In the short term, the district is using modular units. By 2025, elementary schools in Carolina Forest could have up to 58 additional modular classrooms.

“We need some relief at those elementary schools. so the only way to get in the long term is new construction,” said Burch.

The district said it needs two new elementary schools in Carolina Forest in the next five to 10 years.

One school will give relief to River Oaks Elementary School and the other to Carolina Forest and Ocean Bay Elementary schools.

The district has bought two sites in Carolina Forest for the new schools — one off Carolina Forest Boulevard, and the other off Ronald McNair Boulevard.

“It becomes more and more challenging the more Horry County develops, especially in the high growth areas,” Burch said. “The amount of land that would be available for purchase for a school site diminished.”

For now, the district believes it has all the land it needs for future schools.

It also plans to rebuild Whittemore Park Middle School, South Conway Elementary School and St. James Elementary School due to the schools’ ages. It also wants to build additions to Aynor Elementary and Middle schools, along with a new bus lot.
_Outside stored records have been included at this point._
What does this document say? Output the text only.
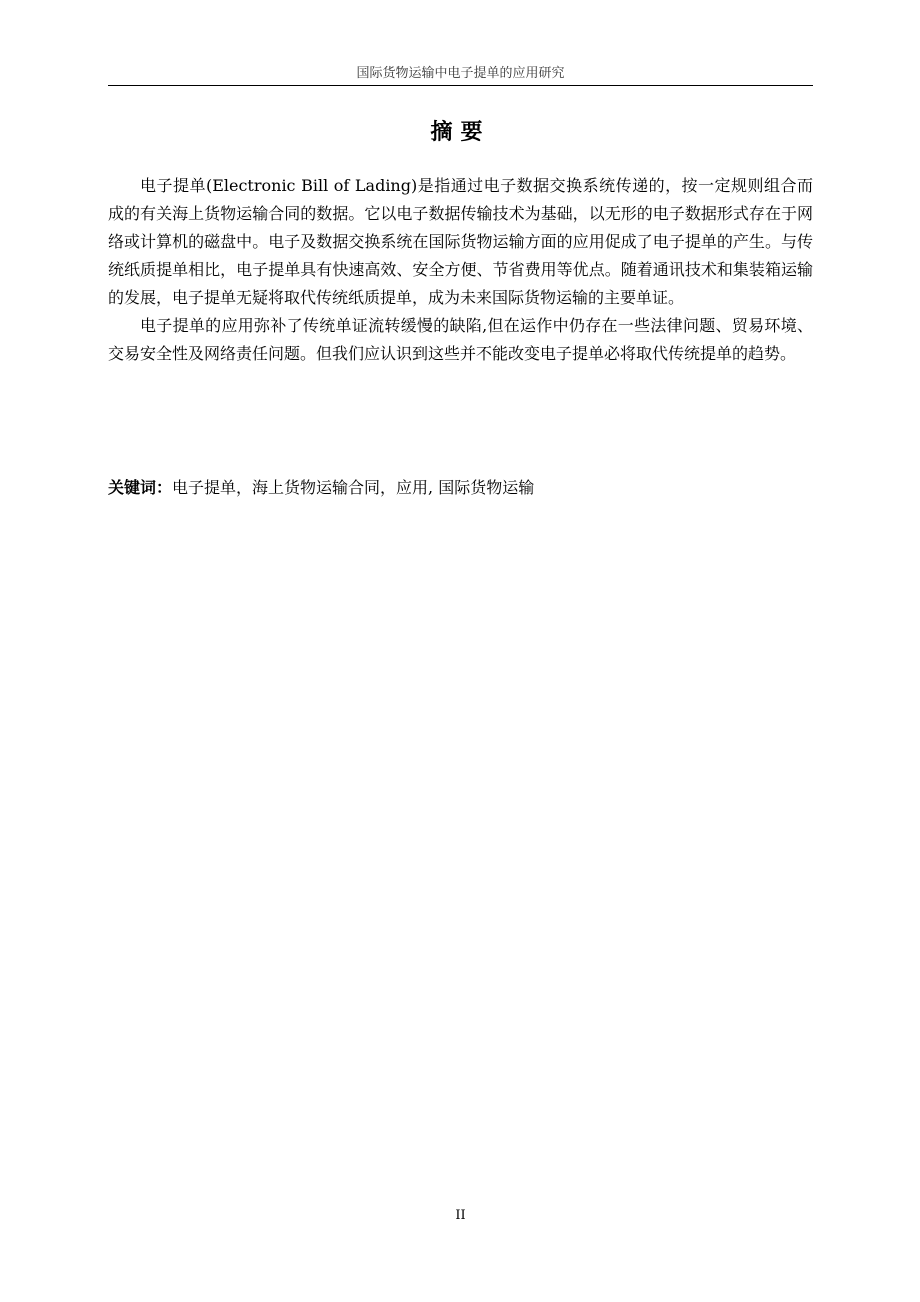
国际货物运输中电子提单的应用研究
摘要

电子提单(Electronic Bill of Lading)是指通过电子数据交换系统传递的，按一定规则组合而成的有关海上货物运输合同的数据。它以电子数据传输技术为基础，以无形的电子数据形式存在于网络或计算机的磁盘中。电子及数据交换系统在国际货物运输方面的应用促成了电子提单的产生。与传统纸质提单相比，电子提单具有快速高效、安全方便、节省费用等优点。随着通讯技术和集装箱运输的发展，电子提单无疑将取代传统纸质提单，成为未来国际货物运输的主要单证。

电子提单的应用弥补了传统单证流转缓慢的缺陷,但在运作中仍存在一些法律问题、贸易环境、交易安全性及网络责任问题。但我们应认识到这些并不能改变电子提单必将取代传统提单的趋势。

关键词：电子提单，海上货物运输合同，应用, 国际货物运输
II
Burch said an elementary school that can house 900 students will be $40.8 million. A middle school that holds 1,200 students is $62.36 million.

The money will likely come from the local option sales tax known as the penny sales tax. Voters approved the tax in 2008 and it runs out in 2024 unless Horry County voters decide to renew it next year.

If it passes, 80% of revenue generated from the tax goes to the district. The rest goes to Coastal Conway University and Horry-Georgetown Technical College.

The district has collected $645,344,028.83 in revenue from the tax, as of February.

The district said the approval of the sales tax allowed it to roll back debt service millage from $28 million to $10 million on all property, including houses, businesses, vehicles, land and personal property.

If it doesn’t pass, the district said it will explore other options to address facility needs.